If you're interested in his life story, then you probably will be better off with biopics like Michael Mann's Ali which starred a bulked up Will Smith in the titular role. Here, we get the profile of the fighter through no less than 10 of his renowned, luminous rivals with whom shared sometimes one, two or even three separate matches throughout his entire career spanning more than two decades. It's full on talking heads, and through the relentless focus on building their back stories and gathering their recollections, thoughts and experiences fighting with The Greatest, we learn more of the man who has earned the respect of his professional peers, and I dare say almost all of whom have some form of reverence in the way the fights of their lives have shaped their personal and professional lives for the better. In many ways, we learn of Ali's immense influence and it is exactly these testimonials that genuinely reinforced his legendary status as the best the sport had ever to offer.
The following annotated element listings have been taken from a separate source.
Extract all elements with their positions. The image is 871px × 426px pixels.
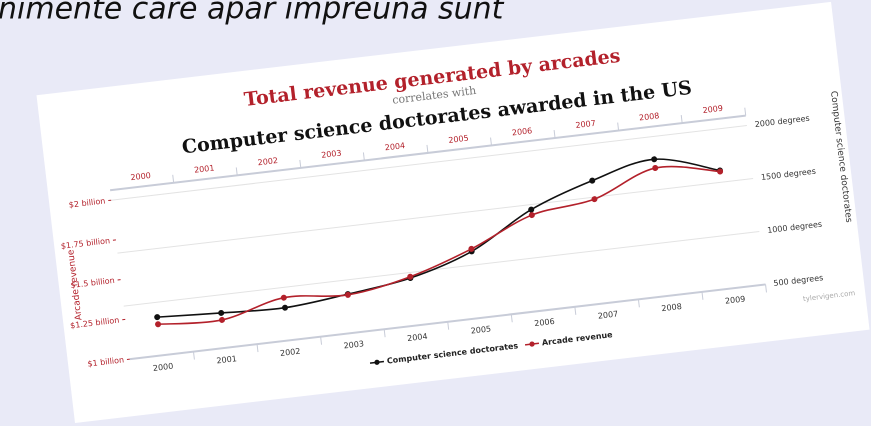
x-tick-label-top: 2008 bbox=[639, 111, 660, 122]
x-tick-label: 2005 bbox=[470, 324, 491, 335]
series-point bbox=[468, 245, 475, 252]
x-tick-top bbox=[172, 174, 175, 183]
x-tick-top bbox=[235, 167, 238, 176]
x-tick-label: 2007 bbox=[597, 309, 618, 320]
series-point bbox=[218, 309, 225, 316]
x-tick bbox=[765, 284, 767, 293]
x-tick-label-top: 2001 bbox=[194, 163, 215, 174]
card-background bbox=[36, 1, 870, 423]
x-tick bbox=[701, 291, 704, 300]
x-tick-label: 2003 bbox=[343, 339, 364, 350]
series-point bbox=[589, 177, 596, 184]
series-point bbox=[155, 321, 162, 328]
x-tick-label-top: 2002 bbox=[257, 156, 278, 167]
x-tick bbox=[510, 314, 513, 323]
series-point bbox=[280, 294, 287, 301]
x-tick-label-top: 2005 bbox=[448, 134, 469, 145]
grid-line bbox=[123, 230, 760, 307]
x-tick bbox=[637, 299, 640, 308]
grid-line bbox=[117, 178, 754, 254]
y-tick-label: $1 billion bbox=[87, 355, 124, 368]
x-tick-label-top: 2003 bbox=[321, 149, 342, 160]
x-tick-top bbox=[362, 152, 365, 161]
x-tick-top bbox=[426, 144, 429, 153]
series-line bbox=[157, 165, 721, 326]
series-point bbox=[154, 314, 161, 321]
x-tick bbox=[447, 321, 450, 330]
chart-card: Total revenue generated by arcades corre… bbox=[36, 1, 870, 423]
x-tick-top bbox=[490, 137, 492, 146]
series-point bbox=[218, 316, 225, 323]
caption: nimente care apar împreună sunt bbox=[0, 0, 505, 27]
series-point bbox=[591, 196, 598, 203]
x-tick-label: 2008 bbox=[661, 302, 682, 313]
series-point bbox=[281, 304, 288, 311]
x-tick-top bbox=[299, 159, 302, 168]
legend-marker bbox=[529, 341, 535, 347]
x-tick-label-top: 2009 bbox=[702, 104, 723, 115]
x-tick bbox=[574, 306, 577, 315]
x-tick-top bbox=[553, 129, 556, 139]
x-tick-label: 2001 bbox=[216, 354, 237, 365]
series-line bbox=[157, 158, 721, 318]
series-point bbox=[717, 168, 724, 175]
x-tick-label-top: 2004 bbox=[384, 141, 405, 152]
x-tick-label: 2006 bbox=[534, 317, 555, 328]
x-tick-label: 2000 bbox=[152, 362, 173, 373]
x-tick-top bbox=[744, 107, 747, 116]
x-tick bbox=[192, 351, 195, 360]
x-tick bbox=[320, 336, 323, 345]
x-axis-top bbox=[109, 114, 746, 192]
x-tick-label: 2009 bbox=[725, 294, 746, 305]
x-tick-label-top: 2006 bbox=[511, 126, 532, 137]
x-tick bbox=[383, 329, 386, 338]
x-tick-label: 2002 bbox=[280, 347, 301, 358]
series-point bbox=[528, 206, 535, 213]
x-tick-top bbox=[617, 122, 620, 131]
series-point bbox=[407, 273, 414, 280]
x-tick-label-top: 2000 bbox=[130, 171, 151, 182]
x-tick bbox=[256, 344, 259, 353]
series-point bbox=[528, 212, 535, 219]
series-point bbox=[344, 291, 351, 298]
x-tick-label: 2004 bbox=[407, 332, 428, 343]
series-point bbox=[651, 156, 658, 163]
grid-line bbox=[111, 125, 747, 201]
series-point bbox=[652, 165, 659, 172]
x-tick-label-top: 2007 bbox=[575, 119, 596, 130]
legend-marker bbox=[374, 359, 380, 365]
x-tick-top bbox=[680, 115, 683, 124]
y-tick-label: $2 billion bbox=[68, 196, 105, 209]
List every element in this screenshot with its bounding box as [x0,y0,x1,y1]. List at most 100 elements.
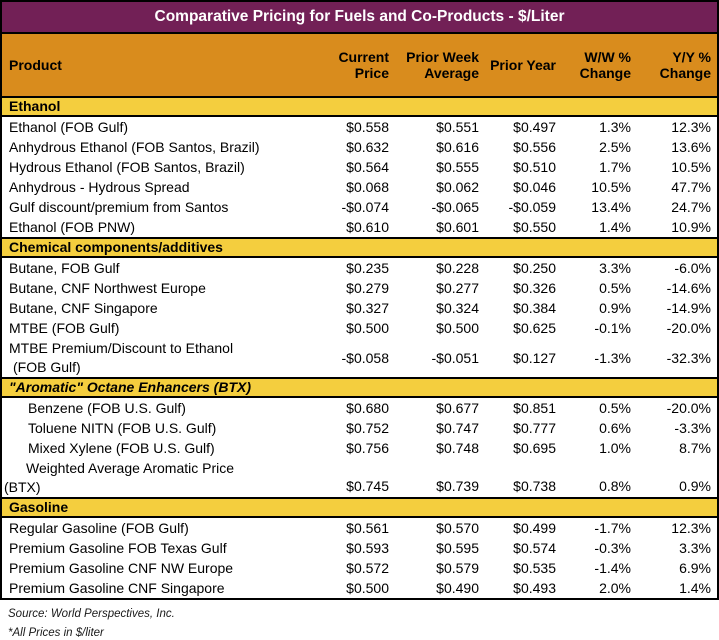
current-price-cell: $0.558 [346,119,389,135]
current-price-cell: $0.752 [346,420,389,436]
prior-week-average-cell: $0.551 [436,119,479,135]
yy-change-cell: -14.6% [666,280,711,296]
product-cell: Premium Gasoline FOB Texas Gulf [9,540,227,556]
current-price-cell: $0.279 [346,280,389,296]
prior-year-cell: $0.695 [513,440,556,456]
prior-week-average-cell: $0.555 [436,159,479,175]
ww-change-cell: 2.0% [599,580,631,596]
prior-year-cell: $0.777 [513,420,556,436]
current-price-cell: -$0.074 [341,199,389,215]
table-row: Benzene (FOB U.S. Gulf) $0.680 $0.677 $0.85… [2,398,717,418]
yy-change-cell: 3.3% [679,540,711,556]
prior-week-average-cell: $0.748 [436,440,479,456]
yy-change-cell: 6.9% [679,560,711,576]
yy-change-cell: -32.3% [666,349,711,366]
table-row: Premium Gasoline FOB Texas Gulf $0.593 $0.… [2,538,717,558]
prior-week-average-cell: $0.579 [436,560,479,576]
yy-change-cell: -20.0% [666,320,711,336]
table-row: Premium Gasoline CNF NW Europe $0.572 $0.5… [2,558,717,578]
current-price-cell: $0.500 [346,580,389,596]
current-price-cell: -$0.058 [341,349,389,366]
prior-week-average-cell: $0.677 [436,400,479,416]
ww-change-cell: -0.3% [594,540,631,556]
table-row: Anhydrous - Hydrous Spread $0.068 $0.062 $0… [2,177,717,197]
prior-week-average-cell: $0.739 [436,478,479,494]
table-row: Ethanol (FOB PNW) $0.610 $0.601 $0.550 1.4% 1… [2,217,717,237]
product-cell: Premium Gasoline CNF Singapore [9,580,225,596]
table-row: Anhydrous Ethanol (FOB Santos, Brazil) $0… [2,137,717,157]
ww-change-cell: 0.8% [599,478,631,494]
product-cell: Butane, CNF Singapore [9,300,158,316]
product-label-line2: (BTX) [4,478,41,495]
prior-year-cell: $0.550 [513,219,556,235]
yy-change-cell: 24.7% [671,199,711,215]
prior-year-cell: -$0.059 [508,199,556,215]
prior-week-average-cell: -$0.051 [431,349,479,366]
table-row: Butane, CNF Singapore $0.327 $0.324 $0.384 0… [2,298,717,318]
prior-year-cell: $0.625 [513,320,556,336]
column-header-row: Product Current Price Prior Week Average… [2,34,717,96]
column-header-prior-week-average: Prior Week Average [406,48,479,81]
yy-change-cell: 10.5% [671,159,711,175]
section-header-ethanol: Ethanol [2,96,717,117]
ww-change-cell: -1.7% [594,520,631,536]
prior-week-average-cell: $0.500 [436,320,479,336]
yy-change-cell: 12.3% [671,520,711,536]
prior-year-cell: $0.556 [513,139,556,155]
product-cell: Ethanol (FOB PNW) [9,219,136,235]
current-price-cell: $0.068 [346,179,389,195]
ww-change-cell: 1.7% [599,159,631,175]
product-label-line1: MTBE Premium/Discount to Ethanol [9,339,234,356]
column-header-ww-change: W/W % Change [579,48,631,81]
current-price-cell: $0.610 [346,219,389,235]
ww-change-cell: 0.5% [599,400,631,416]
product-cell: Regular Gasoline (FOB Gulf) [9,520,189,536]
prior-year-cell: $0.250 [513,260,556,276]
table-row: Regular Gasoline (FOB Gulf) $0.561 $0.570 $… [2,518,717,538]
prior-week-average-cell: $0.490 [436,580,479,596]
prior-year-cell: $0.497 [513,119,556,135]
ww-change-cell: 2.5% [599,139,631,155]
prior-week-average-cell: $0.228 [436,260,479,276]
table-row: MTBE Premium/Discount to Ethanol (FOB Gul… [2,338,717,377]
yy-change-cell: 10.9% [671,219,711,235]
table-row: Butane, CNF Northwest Europe $0.279 $0.277… [2,278,717,298]
prior-week-average-cell: $0.570 [436,520,479,536]
product-cell: MTBE (FOB Gulf) [9,320,120,336]
yy-change-cell: 47.7% [671,179,711,195]
prior-week-average-cell: -$0.065 [431,199,479,215]
ww-change-cell: -0.1% [594,320,631,336]
table-row: Toluene NITN (FOB U.S. Gulf) $0.752 $0.747… [2,418,717,438]
prior-week-average-cell: $0.747 [436,420,479,436]
ww-change-cell: 3.3% [599,260,631,276]
price-unit-note: *All Prices in $/liter [8,627,104,639]
current-price-cell: $0.632 [346,139,389,155]
product-cell: Premium Gasoline CNF NW Europe [9,560,234,576]
ww-change-cell: 13.4% [591,199,631,215]
yy-change-cell: -14.9% [666,300,711,316]
ww-change-cell: -1.4% [594,560,631,576]
table-row: Gulf discount/premium from Santos -$0.074… [2,197,717,217]
current-price-cell: $0.561 [346,520,389,536]
yy-change-cell: -3.3% [674,420,711,436]
yy-change-cell: 12.3% [671,119,711,135]
current-price-cell: $0.327 [346,300,389,316]
table-footer: Source: World Perspectives, Inc. *All Pr… [0,600,719,640]
source-note: Source: World Perspectives, Inc. [8,608,175,620]
current-price-cell: $0.593 [346,540,389,556]
product-cell: Anhydrous Ethanol (FOB Santos, Brazil) [9,139,260,155]
ww-change-cell: 0.5% [599,280,631,296]
ww-change-cell: 10.5% [591,179,631,195]
prior-week-average-cell: $0.601 [436,219,479,235]
ww-change-cell: 0.9% [599,300,631,316]
yy-change-cell: 8.7% [679,440,711,456]
prior-week-average-cell: $0.324 [436,300,479,316]
prior-year-cell: $0.574 [513,540,556,556]
yy-change-cell: -6.0% [674,260,711,276]
column-header-product: Product [9,56,62,73]
prior-year-cell: $0.510 [513,159,556,175]
prior-year-cell: $0.046 [513,179,556,195]
prior-year-cell: $0.127 [513,349,556,366]
product-label-line2: (FOB Gulf) [13,358,81,375]
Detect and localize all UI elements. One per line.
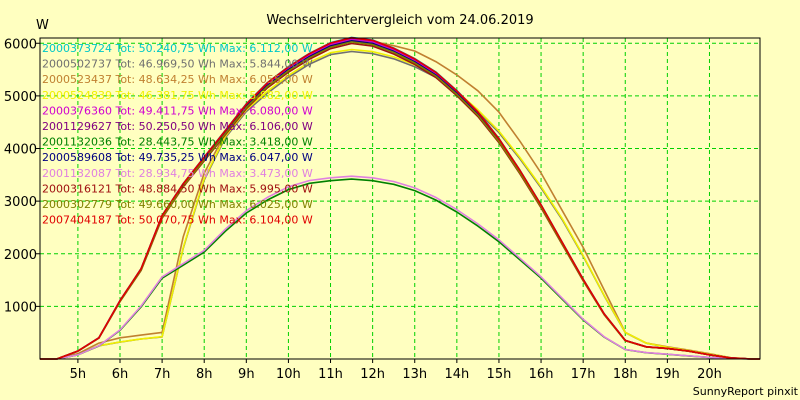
- x-tick-label: 15h: [487, 367, 512, 382]
- legend-entry-7: 2001132036 Tot: 28.443,75 Wh Max: 3.418,…: [42, 136, 313, 149]
- x-tick-label: 10h: [276, 367, 301, 382]
- legend-entry-5: 2000376360 Tot: 49.411,75 Wh Max: 6.080,…: [42, 104, 313, 117]
- chart-title: Wechselrichtervergleich vom 24.06.2019: [266, 13, 533, 28]
- x-tick-label: 5h: [70, 367, 87, 382]
- y-tick-label: 2000: [4, 248, 37, 263]
- y-tick-label: 1000: [4, 300, 37, 315]
- series-layer: [40, 36, 760, 360]
- legend-entry-10: 2000316121 Tot: 48.884,50 Wh Max: 5.995,…: [42, 182, 313, 195]
- x-tick-label: 12h: [360, 367, 385, 382]
- legend-entry-4: 2000524839 Tot: 46.381,75 Wh Max: 5.882,…: [42, 89, 313, 102]
- series-line-12: [40, 36, 760, 360]
- legend-entry-3: 2000523437 Tot: 48.634,25 Wh Max: 6.055,…: [42, 73, 313, 86]
- x-tick-label: 18h: [613, 367, 638, 382]
- legend-entry-1: 2000373724 Tot: 50.240,75 Wh Max: 6.112,…: [42, 42, 313, 55]
- x-tick-label: 16h: [529, 367, 554, 382]
- legend-entry-9: 2001132087 Tot: 28.934,75 Wh Max: 3.473,…: [42, 167, 313, 180]
- y-tick-label: 5000: [4, 90, 37, 105]
- legend-entry-11: 2000302779 Tot: 49.660,00 Wh Max: 6.025,…: [42, 198, 313, 211]
- tick-labels: 5h 6h 7h 8h 9h 10h 11h 12h 13h 14h 15h 16h 17h 18h 19h…: [4, 37, 722, 382]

But in order to make this a fuller documentary, we also touch on the inevitable milestones in Ali's life, such as the influences on him in terms of politics with Malcolm X and religion through Elijah Muhammad, and how his refusal to be drafted for the Vietnam War since he doesn't have a fight with the Viet Congs, meant being banned and stripped of his title for years. But with stuff of what legends are made of, Ali still showed that he has what he takes as he went on to wrestle the championship back after that long a lay off, not forgetting that age is an inevitable enemy in this brutal contact sport.
And with documentaries, you'd almost always learn something new. For me, I've always wondered why boxers or wrestlers tend to prefer hugging their opponents whenever possible. Then it was mentioned in passing that doing so wears out the opponent. And it makes some sense, since the sportsmen weigh quite a bit, and resting that weight on someone else who has to stay on his foot and not buckle under those kilos thrown at him, just tests endurance and muscle strength. Now I know, as do I bear witness through archival footage of Ali in action over the years in one sitting, the strategy Ali takes in beating his opponents, compensating the lack of speed later with sly experience in taking on younger challengers, and how sometimes this sport can be dirty through throwing of games or through managers throwing in the towel, sometimes with good intentions though to discontinue the punishment and damage any athlete can take.
Pete McCormack also made the recollections of fights here interesting not only through stock footage but by having more than one of the peers of the time, apart from the fighter involved in the specific fight, share their insights to the same bout under highlight. Under certain circumstances some won't admit to losing until now, especially those who lost to Ali through decisions of judges, so I guess some bruised ego is still in place. And ego is something Ali had in abundance as he adopts a rather arrogant attitude brought into each pre-fight, which you can either call showmanship, or the use of psychology to rile the opponent.
It's quite the downer as the film wore on toward the end and the inevitable, where the curtains finally came down on someone's illustrious career, and in some ways the lessons learnt in knowing when to call it quits, though 8 million dollars to make a come back isn't something that everyone can walk away from. Still, McCormack's documentary is paced evenly and builds up the legend in a somewhat different fashion, relying on peers and rivals to pay tribute to one of the greatest sportsman of all time in the boxing arena. Recommended for fans and definitely a great jumping point into knowing more about Muhammad Ali and the sport he excelled in.